Ghost in the Machine

The rain is pouring and hitting the tin roof with a rhythmic patter as a light rumble of thunder breaks over the red mountain who’s name I still don’t know for some reason.

I slip another savory bite of buttery salmon with a delicate snap of citrus into my mouth and take a sip of the chilled cremant bubbling in my glass.  If a deer or bear walks casually by the window I think I’ll call Disney because this can’t possibly be real life.  (I won’t of course mention the fact I also got a splinter in my foot walking to the kitchen in my socks, they don’t need to know these things.)

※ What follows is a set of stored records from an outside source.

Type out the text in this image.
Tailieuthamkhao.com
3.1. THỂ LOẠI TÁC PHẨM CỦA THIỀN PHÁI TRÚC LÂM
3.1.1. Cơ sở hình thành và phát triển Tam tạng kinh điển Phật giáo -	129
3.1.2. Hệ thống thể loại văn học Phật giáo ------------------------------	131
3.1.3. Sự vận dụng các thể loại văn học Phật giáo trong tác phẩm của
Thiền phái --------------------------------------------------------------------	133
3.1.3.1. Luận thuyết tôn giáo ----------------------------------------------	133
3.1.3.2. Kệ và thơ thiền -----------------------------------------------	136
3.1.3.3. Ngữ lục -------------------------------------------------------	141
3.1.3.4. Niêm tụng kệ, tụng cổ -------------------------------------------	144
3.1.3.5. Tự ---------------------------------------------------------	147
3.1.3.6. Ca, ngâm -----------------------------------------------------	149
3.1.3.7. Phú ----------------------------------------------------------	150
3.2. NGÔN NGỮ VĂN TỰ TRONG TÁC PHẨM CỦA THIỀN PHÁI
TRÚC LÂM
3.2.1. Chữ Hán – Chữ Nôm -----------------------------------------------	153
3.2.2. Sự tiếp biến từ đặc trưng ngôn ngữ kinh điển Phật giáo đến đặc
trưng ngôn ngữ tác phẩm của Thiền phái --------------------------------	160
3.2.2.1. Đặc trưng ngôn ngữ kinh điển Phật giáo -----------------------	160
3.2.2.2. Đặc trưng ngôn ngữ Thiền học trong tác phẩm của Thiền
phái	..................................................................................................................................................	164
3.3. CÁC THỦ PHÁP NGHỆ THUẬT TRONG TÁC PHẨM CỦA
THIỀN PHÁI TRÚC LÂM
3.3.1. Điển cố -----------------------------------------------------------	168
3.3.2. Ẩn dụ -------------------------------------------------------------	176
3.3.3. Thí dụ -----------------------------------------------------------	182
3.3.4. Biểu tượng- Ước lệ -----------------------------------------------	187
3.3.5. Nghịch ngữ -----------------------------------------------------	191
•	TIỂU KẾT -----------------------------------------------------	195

I think back to two summers ago when I was just another sweaty Angelino sleeping on a cot in front of a fan suffering through another record setting heat wave in a city where air conditioning is rare.

Here I am now in a sweater watching the rain fall, debating if I should start a small fire in the wood stove, and thinking with all of it’s headaches, spiders, bruised legs, lack of oxygen, and the occasional rodent boarder today at this un-sweaty moment what a delight it all is.

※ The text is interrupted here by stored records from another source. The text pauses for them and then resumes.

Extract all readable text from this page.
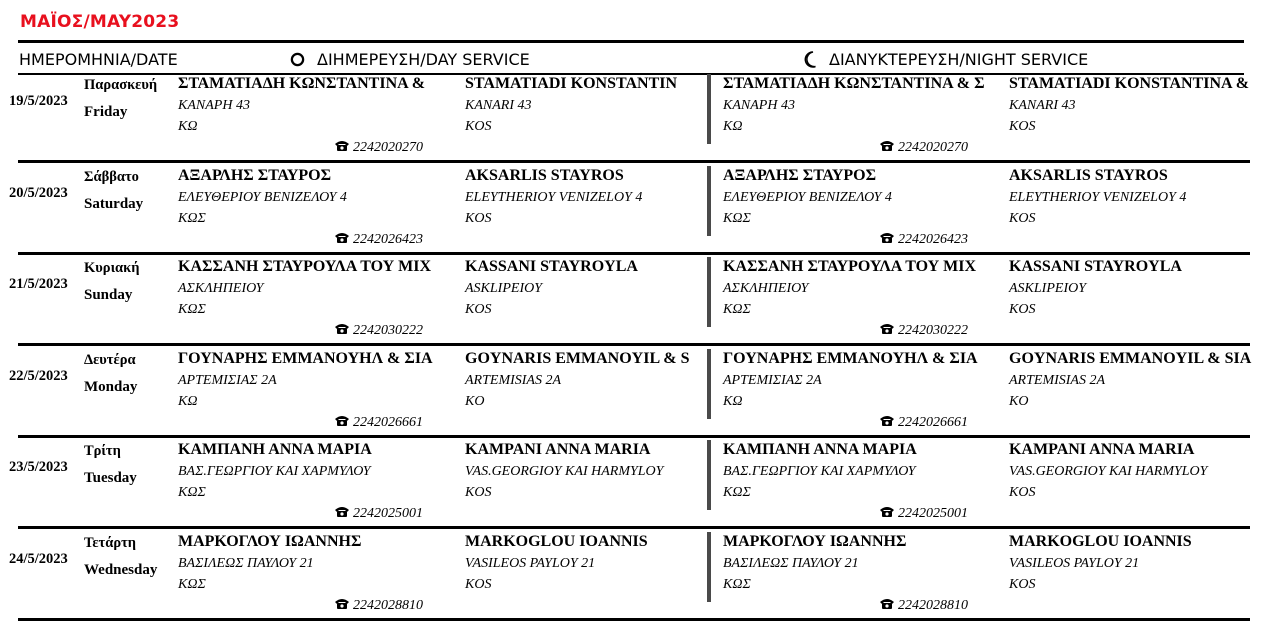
ΜΑΪΟΣ/MAY2023
ΗΜΕΡΟΜΗΝΙΑ/DATE	ΔΙΗΜΕΡΕΥΣΗ/DAY SERVICE	ΔΙΑΝΥΚΤΕΡΕΥΣΗ/NIGHT SERVICE
19/5/2023
Παρασκευή
Friday
ΣΤΑΜΑΤΙΑΔΗ ΚΩΝΣΤΑΝΤΙΝΑ &
ΚΑΝΑΡΗ 43
ΚΩ
STAMATIADI KONSTANTIN
KANARI 43
KOS
2242020270
ΣΤΑΜΑΤΙΑΔΗ ΚΩΝΣΤΑΝΤΙΝΑ & Σ
ΚΑΝΑΡΗ 43
ΚΩ
STAMATIADI KONSTANTINA &
KANARI 43
KOS
2242020270
20/5/2023
Σάββατο
Saturday
ΑΞΑΡΛΗΣ ΣΤΑΥΡΟΣ
ΕΛΕΥΘΕΡΙΟΥ ΒΕΝΙΖΕΛΟΥ 4
ΚΩΣ
AKSARLIS STAYROS
ELEYTHERIOY VENIZELOY 4
KOS
2242026423
ΑΞΑΡΛΗΣ ΣΤΑΥΡΟΣ
ΕΛΕΥΘΕΡΙΟΥ ΒΕΝΙΖΕΛΟΥ 4
ΚΩΣ
AKSARLIS STAYROS
ELEYTHERIOY VENIZELOY 4
KOS
2242026423
21/5/2023
Κυριακή
Sunday
ΚΑΣΣΑΝΗ ΣΤΑΥΡΟΥΛΑ ΤΟΥ ΜΙΧ
ΑΣΚΛΗΠΕΙΟΥ
ΚΩΣ
KASSANI STAYROYLA
ASKLIPEIOY
KOS
2242030222
ΚΑΣΣΑΝΗ ΣΤΑΥΡΟΥΛΑ ΤΟΥ ΜΙΧ
ΑΣΚΛΗΠΕΙΟΥ
ΚΩΣ
KASSANI STAYROYLA
ASKLIPEIOY
KOS
2242030222
22/5/2023
Δευτέρα
Monday
ΓΟΥΝΑΡΗΣ ΕΜΜΑΝΟΥΗΛ & ΣΙΑ
ΑΡΤΕΜΙΣΙΑΣ 2Α
ΚΩ
GOYNARIS EMMANOYIL & S
ARTEMISIAS 2A
KO
2242026661
ΓΟΥΝΑΡΗΣ ΕΜΜΑΝΟΥΗΛ & ΣΙΑ
ΑΡΤΕΜΙΣΙΑΣ 2Α
ΚΩ
GOYNARIS EMMANOYIL & SIA
ARTEMISIAS 2A
KO
2242026661
23/5/2023
Τρίτη
Tuesday
ΚΑΜΠΑΝΗ ΑΝΝΑ ΜΑΡΙΑ
ΒΑΣ.ΓΕΩΡΓΙΟΥ ΚΑΙ ΧΑΡΜΥΛΟΥ
ΚΩΣ
KAMPANI ANNA MARIA
VAS.GEORGIOY KAI HARMYLOY
KOS
2242025001
ΚΑΜΠΑΝΗ ΑΝΝΑ ΜΑΡΙΑ
ΒΑΣ.ΓΕΩΡΓΙΟΥ ΚΑΙ ΧΑΡΜΥΛΟΥ
ΚΩΣ
KAMPANI ANNA MARIA
VAS.GEORGIOY KAI HARMYLOY
KOS
2242025001
24/5/2023
Τετάρτη
Wednesday
ΜΑΡΚΟΓΛΟΥ ΙΩΑΝΝΗΣ
ΒΑΣΙΛΕΩΣ ΠΑΥΛΟΥ 21
ΚΩΣ
MARKOGLOU IOANNIS
VASILEOS PAYLOY 21
KOS
2242028810
ΜΑΡΚΟΓΛΟΥ ΙΩΑΝΝΗΣ
ΒΑΣΙΛΕΩΣ ΠΑΥΛΟΥ 21
ΚΩΣ
MARKOGLOU IOANNIS
VASILEOS PAYLOY 21
KOS
2242028810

I got a late start this season with so much work travel and non-cabin adventures that I was dreading the list of chores that were piling up.  The biggest one being an actual PILE of wood that had taken over the whole yard and half of the driveway.

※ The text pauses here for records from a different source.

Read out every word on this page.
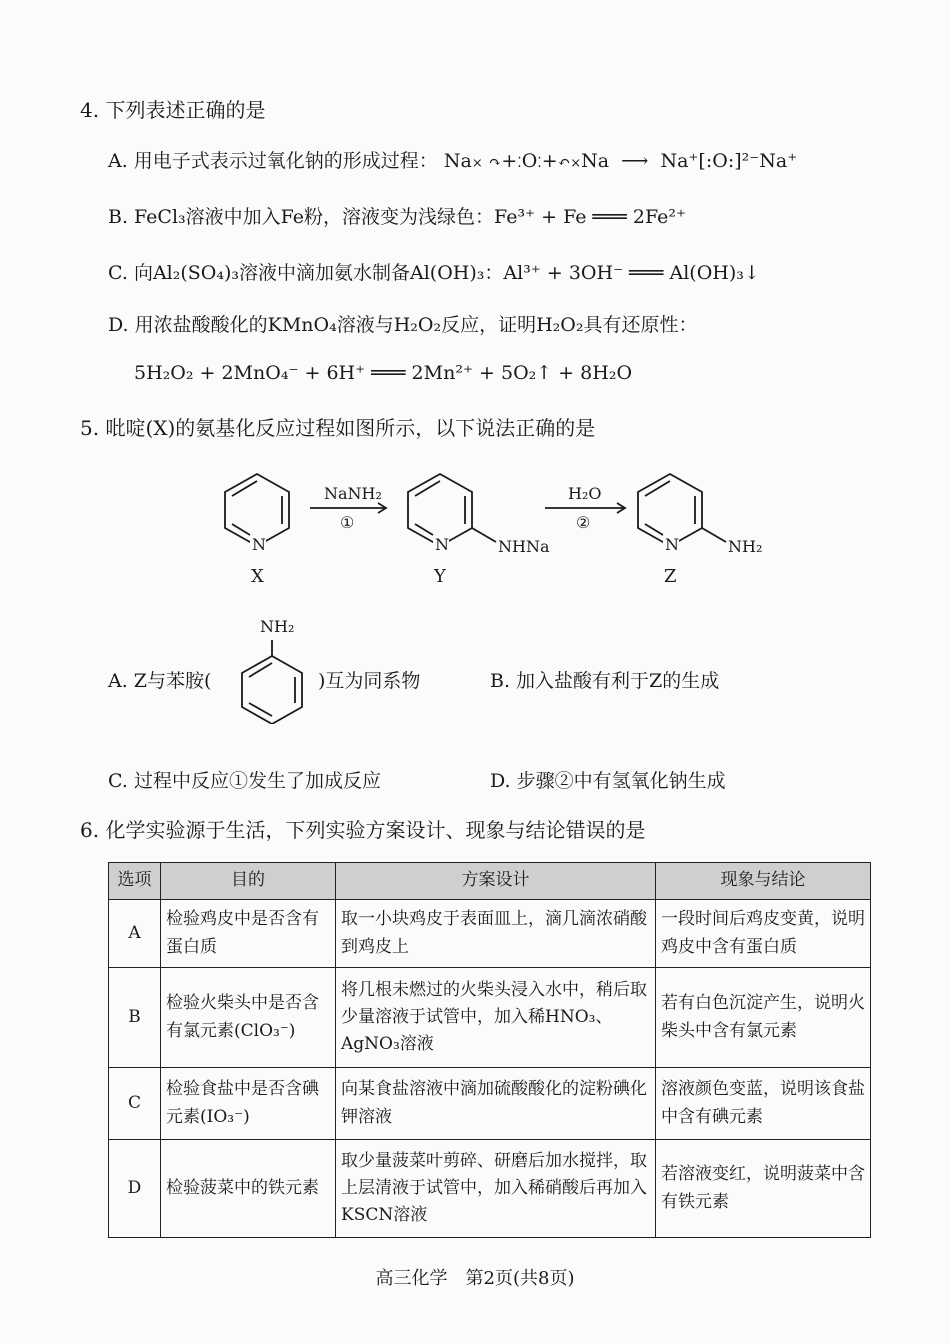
4. 下列表述正确的是
A. 用电子式表示过氧化钠的形成过程： Na× ↷+⁚O⁚+↶×Na ⟶ Na⁺[:O:]²⁻Na⁺
B. FeCl₃溶液中加入Fe粉，溶液变为浅绿色：Fe³⁺ + Fe ═══ 2Fe²⁺
C. 向Al₂(SO₄)₃溶液中滴加氨水制备Al(OH)₃：Al³⁺ + 3OH⁻ ═══ Al(OH)₃↓
D. 用浓盐酸酸化的KMnO₄溶液与H₂O₂反应，证明H₂O₂具有还原性：
5H₂O₂ + 2MnO₄⁻ + 6H⁺ ═══ 2Mn²⁺ + 5O₂↑ + 8H₂O
5. 吡啶(X)的氨基化反应过程如图所示，以下说法正确的是
N	N	N
NHNa	NH₂
NaNH₂
①
H₂O
②
X	Y	Z
A. Z与苯胺(
NH₂
)互为同系物	B. 加入盐酸有利于Z的生成
C. 过程中反应①发生了加成反应	D. 步骤②中有氢氧化钠生成
6. 化学实验源于生活，下列实验方案设计、现象与结论错误的是
选项	目的	方案设计	现象与结论
A	检验鸡皮中是否含有蛋白质	取一小块鸡皮于表面皿上，滴几滴浓硝酸到鸡皮上	一段时间后鸡皮变黄，说明鸡皮中含有蛋白质
B	检验火柴头中是否含有氯元素(ClO₃⁻)	将几根未燃过的火柴头浸入水中，稍后取少量溶液于试管中，加入稀HNO₃、AgNO₃溶液	若有白色沉淀产生，说明火柴头中含有氯元素
C	检验食盐中是否含碘元素(IO₃⁻)	向某食盐溶液中滴加硫酸酸化的淀粉碘化钾溶液	溶液颜色变蓝，说明该食盐中含有碘元素
D	检验菠菜中的铁元素	取少量菠菜叶剪碎、研磨后加水搅拌，取上层清液于试管中，加入稀硝酸后再加入KSCN溶液	若溶液变红，说明菠菜中含有铁元素
高三化学　第2页(共8页)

Five trees had be downed as falling hazards and not a moment too soon since a couple of them were positioned to freefall directly onto the cabin.  Normally in this case the tree removal company would haul them out and sell them to a lumber company, but being that our cabins were across a historic wooden bridge with a minimum weight load they couldn’t truck them out.

We organized a wood splitting day with our neighbors and an old timer named Cliff who does some handy man work on the cabins in our tract.

In our society of ease and leisure it’s hard to imagine that splitting wood could actually be FUN.  I don’t think the smile left my face for six hours.  I now completely understand why men love power tools.

The smell of the engine oil, the rhythmic hum of the blade chugging up and down, the ripple of my shoulders as I muscled another log into place.  That distinct joy of simple purpose and camaraderie.



I recently had a conversation at a friend’s book signing for a book he wrote about empathy.  We discussed how many people are constantly questioning their existence, their happiness, are they accomplishing enough, are they living their best life.  My theory is that because everything is done for us now and we no longer have to work to just survive like our forefathers did, that this idleness of time has led to our deep questioning of everything.  The simple act of chopping wood and feeling purpose and accomplishment has been lost for our generation.

There was an addictive rhythm to the splitting.   A desire to keep going.  Push harder.  Roll in more logs.  Bigger logs.  An amazing satisfaction to hurling the split logs into the ever growing wood pile.



Then the next day the stacking.  (Which is actually a lot more challenging than the splitting. ) We had some spills and thrills.  Bruises everywhere, skinned legs from my habit of throwing myself in front of runaway logs.  But the pain seemed somewhere else.  I was in the zone and it didn’t matter.



My boyfriend likes to sing this little song “Chores, chores, Michelle loves chores…”  And I do!

It quiets the mind.

We have these amazing souls and desire to be something.  Sometimes being something is just being.

That same boyfriend had the same stupid grin on his face everytime I looked up from the splitter.  He was talking to the old timer about birds and trees, while they shimmied up the biggest logs with a crowbar and rolled them down to the splitting pile where my neighbor Greg and I were manning the machine.

Aren’t we all manning the machine in the end.  The machine of our minds.  Our constantly questioning and searching minds.